Erst versuchten wir es, auf rechtliche Weise ins Land zu gelangen und begaben uns eines Morgens auf das „Vereinigte Staaten Einwanderungsbureau". Wir hatten aber entschieden Pech. Um die Beamten über eine mögliche Identifizierung hinwegzutäuschen, gaben wir fingierte Namen, diese wurden aber schön sauber auf ein Blatt Papier notiert und wir damit auf das „Allan-Line-Bureau" beordert, die Bestätigung unserer Angaben zu holen. Im Schiffsregister aber waren die richtigen Namen verzeichnet. Dem war nun zwar zu helfen; wir hatten bald den Zettel verloren und gingen auf das Einwanderungsbureau zurück, uns einen neuen zu holen in der Voraussetzung, der Beamte hätte im Drang der Geschäfte unsere Namen vergessen. Diese Voraussetzung bestätigte sich auch, wir konnten jetzt die Bestätigung unserer Aussagen holen.
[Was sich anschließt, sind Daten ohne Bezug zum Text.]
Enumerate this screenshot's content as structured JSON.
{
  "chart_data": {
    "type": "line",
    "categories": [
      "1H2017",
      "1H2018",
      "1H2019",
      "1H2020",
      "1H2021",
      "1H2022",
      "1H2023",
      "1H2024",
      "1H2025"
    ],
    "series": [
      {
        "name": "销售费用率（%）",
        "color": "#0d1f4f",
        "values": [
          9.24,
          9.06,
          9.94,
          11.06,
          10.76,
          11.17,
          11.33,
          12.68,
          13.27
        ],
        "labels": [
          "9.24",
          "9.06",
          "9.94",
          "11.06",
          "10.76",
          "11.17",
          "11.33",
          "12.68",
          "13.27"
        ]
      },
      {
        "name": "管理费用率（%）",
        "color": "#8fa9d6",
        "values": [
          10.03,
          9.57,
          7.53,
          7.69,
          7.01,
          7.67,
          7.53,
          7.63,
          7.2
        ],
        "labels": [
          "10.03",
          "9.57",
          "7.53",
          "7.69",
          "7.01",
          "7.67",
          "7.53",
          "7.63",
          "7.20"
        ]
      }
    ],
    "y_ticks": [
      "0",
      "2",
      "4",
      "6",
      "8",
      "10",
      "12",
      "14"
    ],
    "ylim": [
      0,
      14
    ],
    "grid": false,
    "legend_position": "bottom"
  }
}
Nun aber kam was anderes, das uns weniger in den Kram passte, nämlich das New-Yorker Deportationssystem. Dieser Umstand rief uns lebhaft die Mahnung des deutschen Agenten von Ellis Island ins Gedächtnis zurück: Ihr werdet in den verschiedenen Häfen signalisiert und da könnte Euch wieder was Dummes passieren. Das Dumme wollten wir aber nicht noch einmal riskieren; zum Glück waren noch mehrere Italiener anwesend, wir konnten uns unauffällig entfernen. Andern Tages lösten wir Billets bis St. Armand an der Grenze, im benachbarten Philippsburg für einige Tage Arbeit nehmend. Angelegentlich erkundigten wir uns nach der Gegend und eines schönen Abends machten wir uns auf den Weg, in der angegebenen Richtung zu versuchen, in das Land unserer Hoffnungen zu gelangen, wenn auch auf ungesetzlichen Wegen. Unsere Koffer liessen wir stehen; das hatte wenigstens das Gute an sich, dass wir der lästigen Gesellen los wurden, die sich in unsre Kleider eingebürgert. Stets die Landstrasse innehaltend, wenn man den kotigen, holperigen Fahrweg so nennen darf, erreichten wir um Mitternacht das amerikanische Grenzstädtchen Swanton. Dieses war wie ausgestorben, kein menschliches Wesen begegnete uns, um so besser. Von hier aus liefen wir über den Schienenstrang der Strassenbahn, die nach St. Alban führt. Morgens um 5 Uhr langten wir nach zurückgelegtem achtstündigem Marsche hundemüde und kotbespritzt in St. Alban an. Schon in Montreal wurde uns Albany, im Staat New-York, als geeignetes Feld für Einwanderer angeraten wegen seiner reichen Industrie. Diesen Wink beachtend, lösten wir Billets nach Albany. Der Beamte am Schalter musterte uns misstrauisch, wohl in Folge unseres etwas verdächtigen Wesens. Was wollt Ihr denn in Albany? Wir gaben vor, wir hätten Verwandte dort, die wir besuchen wollten. Geglaubt aber hats uns der gute Alte nicht, das konnten wir in seinen Mienen lesen. Dessen Misstrauen hatte auch unser Misstrauen erweckt.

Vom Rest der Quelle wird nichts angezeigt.